Nach dem Aufstehen brauche ich noch zwei Stunden um das Zelt abzubauen, mich zu waschen und die restlichen Ausrüstungsgegenstände wieder in den Taschen zu verstauen. Gegen sieben Uhr rolle ich durch das noch im Morgendunst liegende Südtirol mit dem Etschtal. Auch die Sonne hat schon ihren Weg über die Bergspitzen gefunden und brennt bereits jetzt, wenn ich stehen bleibe, auf der Haut. Ich bin froh so früh losgekommen zu sein und kaufe noch schnell beim Supermarkt ein paar Brötchen sowie Wasser ein.
Obwohl der Etschtalradweg vor Bozen nicht ausgeschildert ist und ich nur mit der Karte des Begleitbuchs unterwegs bin, finde ich den Weg bis auf eine Ausnahme ohne Probleme. Die Straße führt überwiegend durch die vielen Obstgärten, an endlosen Apfelbaumreihen vorbei. Leider sind die Äpfel noch grün und schmecken etwas sauer. Kurz vor Bozen stimmt meine Karte überhaupt nicht mehr und ich irre mindestens eine Stunde umher. Nur um herauszufinden, dass ich in den Plantagen eine Straße zu früh abgebogen war.
Zwischen Etsch und Obstbäumen | Noch in Südtirol |
Auf dem Deich entlang führt der nun ausgeschilderte Radweg zum Schloss Sigmundskron und anschließend immer direkt am Wasser entlang. Mit leichtem Gefälle und Rückenwind fliegt die Landschaft an mir vorbei und das Radfahren ist das reinste Vergnügen.
In Südtirol wird normalerweise noch bevorzugt deutsch gesprochen.

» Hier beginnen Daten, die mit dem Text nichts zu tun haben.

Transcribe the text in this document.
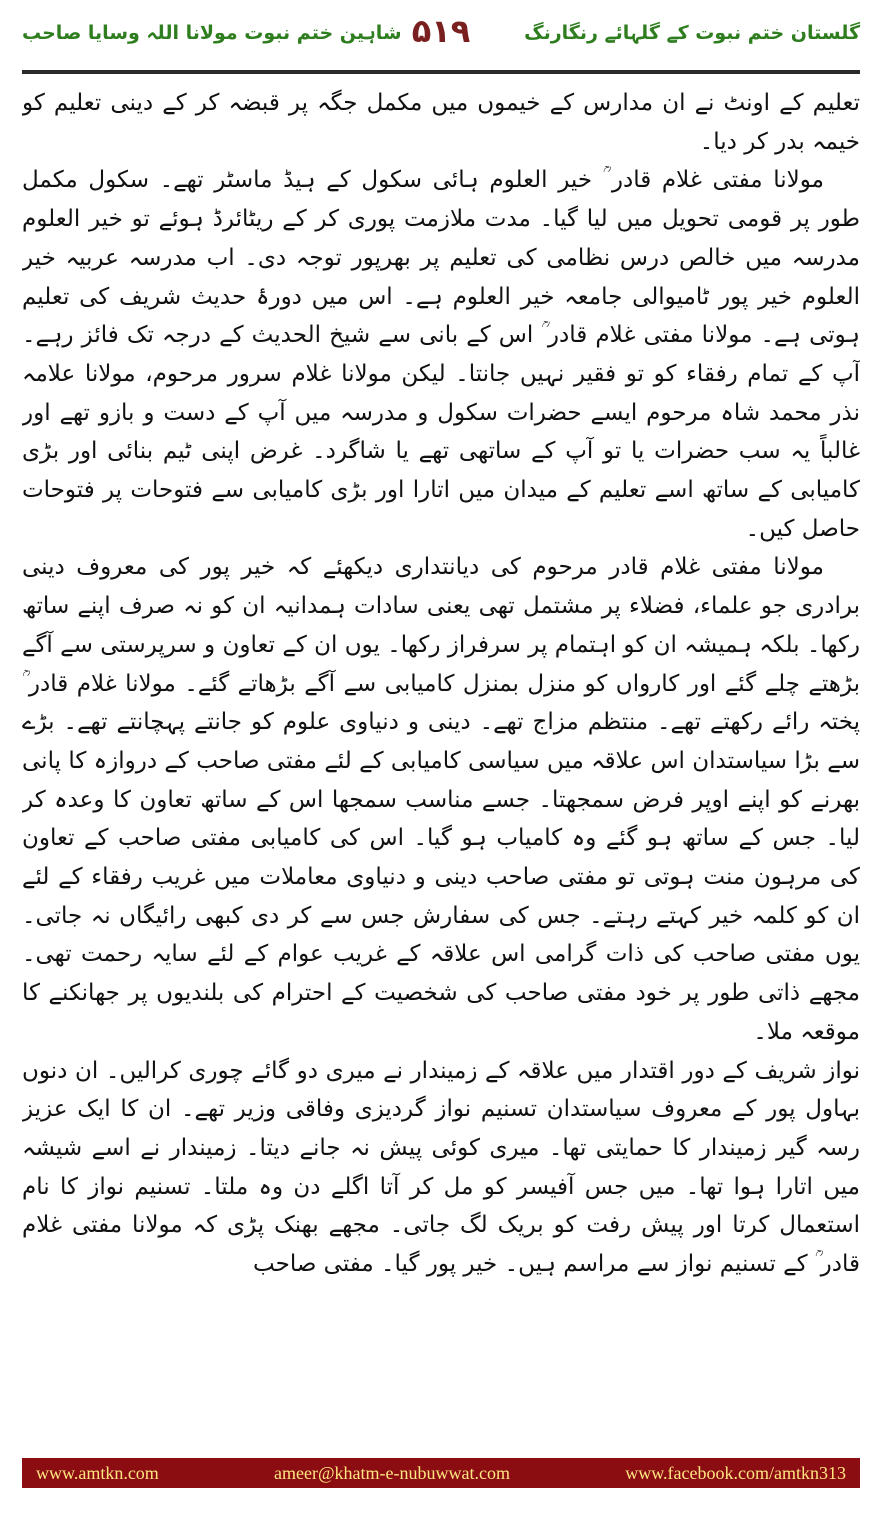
شاہین ختم نبوت مولانا اللہ وسایا صاحب ۵۱۹	گلستان ختم نبوت کے گلہائے رنگارنگ

تعلیم کے اونٹ نے ان مدارس کے خیموں میں مکمل جگہ پر قبضہ کر کے دینی تعلیم کو خیمہ بدر کر دیا۔

مولانا مفتی غلام قادر ؒ خیر العلوم ہائی سکول کے ہیڈ ماسٹر تھے۔ سکول مکمل طور پر قومی تحویل میں لیا گیا۔ مدت ملازمت پوری کر کے ریٹائرڈ ہوئے تو خیر العلوم مدرسہ میں خالص درس نظامی کی تعلیم پر بھرپور توجہ دی۔ اب مدرسہ عربیہ خیر العلوم خیر پور ٹامیوالی جامعہ خیر العلوم ہے۔ اس میں دورۂ حدیث شریف کی تعلیم ہوتی ہے۔ مولانا مفتی غلام قادر ؒ اس کے بانی سے شیخ الحدیث کے درجہ تک فائز رہے۔ آپ کے تمام رفقاء کو تو فقیر نہیں جانتا۔ لیکن مولانا غلام سرور مرحوم، مولانا علامہ نذر محمد شاہ مرحوم ایسے حضرات سکول و مدرسہ میں آپ کے دست و بازو تھے اور غالباً یہ سب حضرات یا تو آپ کے ساتھی تھے یا شاگرد۔ غرض اپنی ٹیم بنائی اور بڑی کامیابی کے ساتھ اسے تعلیم کے میدان میں اتارا اور بڑی کامیابی سے فتوحات پر فتوحات حاصل کیں۔

مولانا مفتی غلام قادر مرحوم کی دیانتداری دیکھئے کہ خیر پور کی معروف دینی برادری جو علماء، فضلاء پر مشتمل تھی یعنی سادات ہمدانیہ ان کو نہ صرف اپنے ساتھ رکھا۔ بلکہ ہمیشہ ان کو اہتمام پر سرفراز رکھا۔ یوں ان کے تعاون و سرپرستی سے آگے بڑھتے چلے گئے اور کارواں کو منزل بمنزل کامیابی سے آگے بڑھاتے گئے۔ مولانا غلام قادر ؒ پختہ رائے رکھتے تھے۔ منتظم مزاج تھے۔ دینی و دنیاوی علوم کو جانتے پہچانتے تھے۔ بڑے سے بڑا سیاستدان اس علاقہ میں سیاسی کامیابی کے لئے مفتی صاحب کے دروازہ کا پانی بھرنے کو اپنے اوپر فرض سمجھتا۔ جسے مناسب سمجھا اس کے ساتھ تعاون کا وعدہ کر لیا۔ جس کے ساتھ ہو گئے وہ کامیاب ہو گیا۔ اس کی کامیابی مفتی صاحب کے تعاون کی مرہون منت ہوتی تو مفتی صاحب دینی و دنیاوی معاملات میں غریب رفقاء کے لئے ان کو کلمہ خیر کہتے رہتے۔ جس کی سفارش جس سے کر دی کبھی رائیگاں نہ جاتی۔ یوں مفتی صاحب کی ذات گرامی اس علاقہ کے غریب عوام کے لئے سایہ رحمت تھی۔ مجھے ذاتی طور پر خود مفتی صاحب کی شخصیت کے احترام کی بلندیوں پر جھانکنے کا موقعہ ملا۔

نواز شریف کے دور اقتدار میں علاقہ کے زمیندار نے میری دو گائے چوری کرالیں۔ ان دنوں بہاول پور کے معروف سیاستدان تسنیم نواز گردیزی وفاقی وزیر تھے۔ ان کا ایک عزیز رسہ گیر زمیندار کا حمایتی تھا۔ میری کوئی پیش نہ جانے دیتا۔ زمیندار نے اسے شیشہ میں اتارا ہوا تھا۔ میں جس آفیسر کو مل کر آتا اگلے دن وہ ملتا۔ تسنیم نواز کا نام استعمال کرتا اور پیش رفت کو بریک لگ جاتی۔ مجھے بھنک پڑی کہ مولانا مفتی غلام قادر ؒ کے تسنیم نواز سے مراسم ہیں۔ خیر پور گیا۔ مفتی صاحب

www.amtkn.com	ameer@khatm-e-nubuwwat.com	www.facebook.com/amtkn313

Doch der italienische Singsang wird mittlerweile immer häufiger und ich beschließe nach gestriger Unsicherheit, ob ich nun italienisch oder deutsch sprechen soll, die anderen Radfahrer ab sofort mit „Ciao“ zu grüßen.
Ab Ora verwandelt sich der Rückenwind leider in einen sehr starken Gegenwind, der mir das Vorwärtskommen zusammen mit einem fast platten Reifen erschwert. Doch beim Demontieren des Rades ist kein Loch zu finden und so baue ich den Schlauch wieder ein. Wenige Kilometer später ist jedoch wieder ein Großteil der Luft aus dem Reifen entwichen und ich pumpe alle paar Kilometer immer wieder nach. Nachdem ich in Salorno die sprachliche Grenze sowie die zwischen Südtirol und dem Trentino überquere, verschwinden schlagartig die zweisprachigen Straßenschilder und ich nehme mein Hinterrad ein zweites Mal auseinander. Nun werde ich auch fündig. Da das winzige Loch direkt am Ventil weder zu sehen noch zu flicken ist, tausche ich den Schlauch aus und habe das erste Problem gelöst. Dafür hat der Wind mittlerweile Orkanstärke angenommen und mein Rad wird mir beinahe in die Etsch geweht.
Etschtal im Trento | Blaue Stunde am Gardasee |
Während ich Kilometer später an Trento vorbeiziehe, beginnt die Sonne langsam hinter den Bergkuppen zu verschwinden. Immer niedriger werden die Berge und immer enger das Tal. Weit über mir liegt das Castel Beseno, eine der größten Burgen hier. Früher verteidigte und bewachte sie den schmalen Weg durch das Tal des zweitlängsten Flusses Italiens.
Der viele Wind, welcher jetzt zum Glück nachlässt, hat mich heute sehr viel Zeit und Energie gekostet. Aus diesem Grunde wird mein Campingplatz in über 1000 Meter Höhe, direkt auf dem Gebirgszug am Gardasee, heute nicht mehr zu erreichen sein. Stattdessen fahre ich über den Passo San Giovanni, der mit seinen 287 Metern gar nicht erwähnenswert scheint. Wäre da nicht der ausgeschilderte Radweg, den ich anstatt der Nationalstraße natürlich gerne nehme. Zunächst noch direkt an der Straße verlaufend, führt er mich anschließend weit von dieser weg und ich darf noch ein paar Extrasteigungen mitnehmen. Mein Versprechen vom ersten Tag fällt mir erst wieder ein, als es zu spät ist. Ohne Licht komme ich mit den allerletzten Sonnenstrahlen zur blauen Stunde in Tórbole, direkt am Gardasee gelegen, an und suche mir eine Pension in dem Touristenort. Endlich komme ich auch dazu meine mir selbst beigebrachten Italienischkenntnisse anzuwenden.